We are beginning siman 5. The Gemara gives a caveat to the heter of davar she’eino miskavein, and says that even Rav Shimon agrees that a case of psik reisha is assur. Psik reisha literally means to cut off the head, and is used by the Gemara to mean something inevitable. Thus, the Chayei Adam writes that the discussion of the previous siman, where we learned that davar she’eino miskavein is muttar, is only when the unintended action is not a psik reisha. In other words, we learned that when a person does x action, if y action will possibly occur as a result, it is muttar to perform x action (provided one does not have intention for y). However, if it is inevitable that y action will occur–similar to the inevitable death of an animal or person, chas veshalom, by cutting off its head–Rav Shimon agrees that it is assur to perform x action. The Chayei Adam gives the example of a person wishing to wash netilas yadayim on ground. On the one hand, one can understand it as a davar she’eino miskavein, since the person had no intention to water the plants. On the other hand, it is inevitable that water spilled over ground will assist in the growth of the plant, and is a toldah of zoreiah and a melacha deoraysa. Thus, when the question is a situation of psik reisha, the heter of davar she’eino miskavein does not apply.

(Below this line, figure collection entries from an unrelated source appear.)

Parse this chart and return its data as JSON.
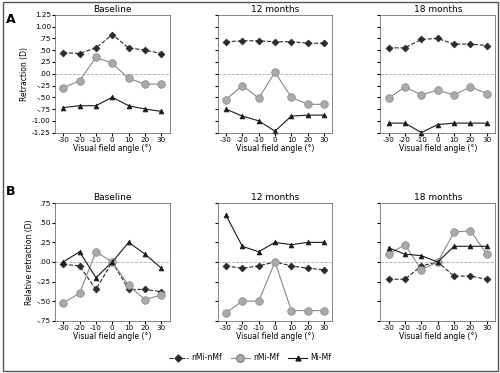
{
  "x": [
    -30,
    -20,
    -10,
    0,
    10,
    20,
    30
  ],
  "panel_A": {
    "baseline": {
      "nMi_nMf": [
        0.45,
        0.43,
        0.55,
        0.83,
        0.55,
        0.5,
        0.43
      ],
      "nMi_Mf": [
        -0.3,
        -0.15,
        0.35,
        0.22,
        -0.1,
        -0.22,
        -0.22
      ],
      "Mi_Mf": [
        -0.72,
        -0.68,
        -0.68,
        -0.5,
        -0.68,
        -0.75,
        -0.8
      ]
    },
    "12months": {
      "nMi_nMf": [
        0.68,
        0.7,
        0.7,
        0.68,
        0.68,
        0.65,
        0.65
      ],
      "nMi_Mf": [
        -0.55,
        -0.25,
        -0.52,
        0.03,
        -0.5,
        -0.65,
        -0.65
      ],
      "Mi_Mf": [
        -0.75,
        -0.9,
        -1.0,
        -1.22,
        -0.9,
        -0.88,
        -0.88
      ]
    },
    "18months": {
      "nMi_nMf": [
        0.55,
        0.55,
        0.73,
        0.75,
        0.63,
        0.63,
        0.6
      ],
      "nMi_Mf": [
        -0.52,
        -0.28,
        -0.45,
        -0.35,
        -0.45,
        -0.28,
        -0.42
      ],
      "Mi_Mf": [
        -1.05,
        -1.05,
        -1.25,
        -1.08,
        -1.05,
        -1.05,
        -1.05
      ]
    }
  },
  "panel_B": {
    "baseline": {
      "nMi_nMf": [
        -0.03,
        -0.05,
        -0.35,
        0.0,
        -0.35,
        -0.35,
        -0.38
      ],
      "nMi_Mf": [
        -0.52,
        -0.4,
        0.13,
        0.0,
        -0.3,
        -0.48,
        -0.42
      ],
      "Mi_Mf": [
        0.0,
        0.13,
        -0.2,
        0.0,
        0.25,
        0.1,
        -0.08
      ]
    },
    "12months": {
      "nMi_nMf": [
        -0.05,
        -0.08,
        -0.05,
        0.0,
        -0.05,
        -0.08,
        -0.1
      ],
      "nMi_Mf": [
        -0.65,
        -0.5,
        -0.5,
        0.0,
        -0.62,
        -0.62,
        -0.62
      ],
      "Mi_Mf": [
        0.6,
        0.2,
        0.13,
        0.25,
        0.22,
        0.25,
        0.25
      ]
    },
    "18months": {
      "nMi_nMf": [
        -0.22,
        -0.22,
        -0.05,
        0.0,
        -0.18,
        -0.18,
        -0.22
      ],
      "nMi_Mf": [
        0.1,
        0.22,
        -0.1,
        0.0,
        0.38,
        0.4,
        0.1
      ],
      "Mi_Mf": [
        0.18,
        0.1,
        0.08,
        0.0,
        0.2,
        0.2,
        0.2
      ]
    }
  },
  "colors": {
    "nMi_nMf": "#2a2a2a",
    "nMi_Mf": "#888888",
    "Mi_Mf": "#1a1a1a"
  },
  "mfacecolors": {
    "nMi_nMf": "#2a2a2a",
    "nMi_Mf": "#aaaaaa",
    "Mi_Mf": "#1a1a1a"
  },
  "titles_A": [
    "Baseline",
    "12 months",
    "18 months"
  ],
  "titles_B": [
    "Baseline",
    "12 months",
    "18 months"
  ],
  "ylabel_A": "Retraction (D)",
  "ylabel_B": "Relative retraction (D)",
  "xlabel": "Visual field angle (°)",
  "ylim_A": [
    -1.25,
    1.25
  ],
  "ylim_B": [
    -0.75,
    0.75
  ],
  "yticks_A": [
    -1.25,
    -1.0,
    -0.75,
    -0.5,
    -0.25,
    0.0,
    0.25,
    0.5,
    0.75,
    1.0,
    1.25
  ],
  "yticks_B": [
    -0.75,
    -0.5,
    -0.25,
    0.0,
    0.25,
    0.5,
    0.75
  ],
  "ytick_labels_A": [
    "-1.25",
    "-1.00",
    "-.75",
    "-.50",
    "-.25",
    ".00",
    ".25",
    ".50",
    ".75",
    "1.00",
    "1.25"
  ],
  "ytick_labels_B": [
    "-.75",
    "-.50",
    "-.25",
    ".00",
    ".25",
    ".50",
    ".75"
  ],
  "xticks": [
    -30,
    -20,
    -10,
    0,
    10,
    20,
    30
  ],
  "label_A": "A",
  "label_B": "B",
  "legend_labels": [
    "nMi-nMf",
    "nMi-Mf",
    "Mi-Mf"
  ]
}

Not only is it assur, it is chayav on a deoraysa level. There are certain issurim which are chayav on a deoraysa level. There are other issurim which are patur mideoraysa, but still assur, some being assur mideoraysa and some being assur miderabanan. Thus, although davar she’eino miskavein brings the issur from assur deoraysa to muttar, psik reisha makes it chayav again on a deoraysa level. According to Rav Shimon, if the heter of davar she’eino miskavein is due to the lack of intent (see previous shiur), why would psik reisha become assur? The achronim present two possibilities. One is that if b is an inevitable consequence of a, such that b=a and a=b, if a person has kavanah for a, the kavanah for a transfers to b. Another possibility is that since psik reisha is inevitable, it means the person performing the action is aware of this outcome, and they are agreeing to accept that consequence. Thus, it is considered as having kavanah for both outcomes. Summary
- Davar she’eino miskavein is the general Torah concept of performing one action with an unintended aveirah which may occur in addition. We pasken in accordance with Rav Shimon, that it is muttar
- Davar she’eino miskavein does not only apply to Shabbos but to all issurim.
- However, if it is inevitable that the unintended aveirah will occur, it is called a psik reisha that the unintended action will occur, and one becomes chayav mideoraysa for causing that unintended assur action to occur.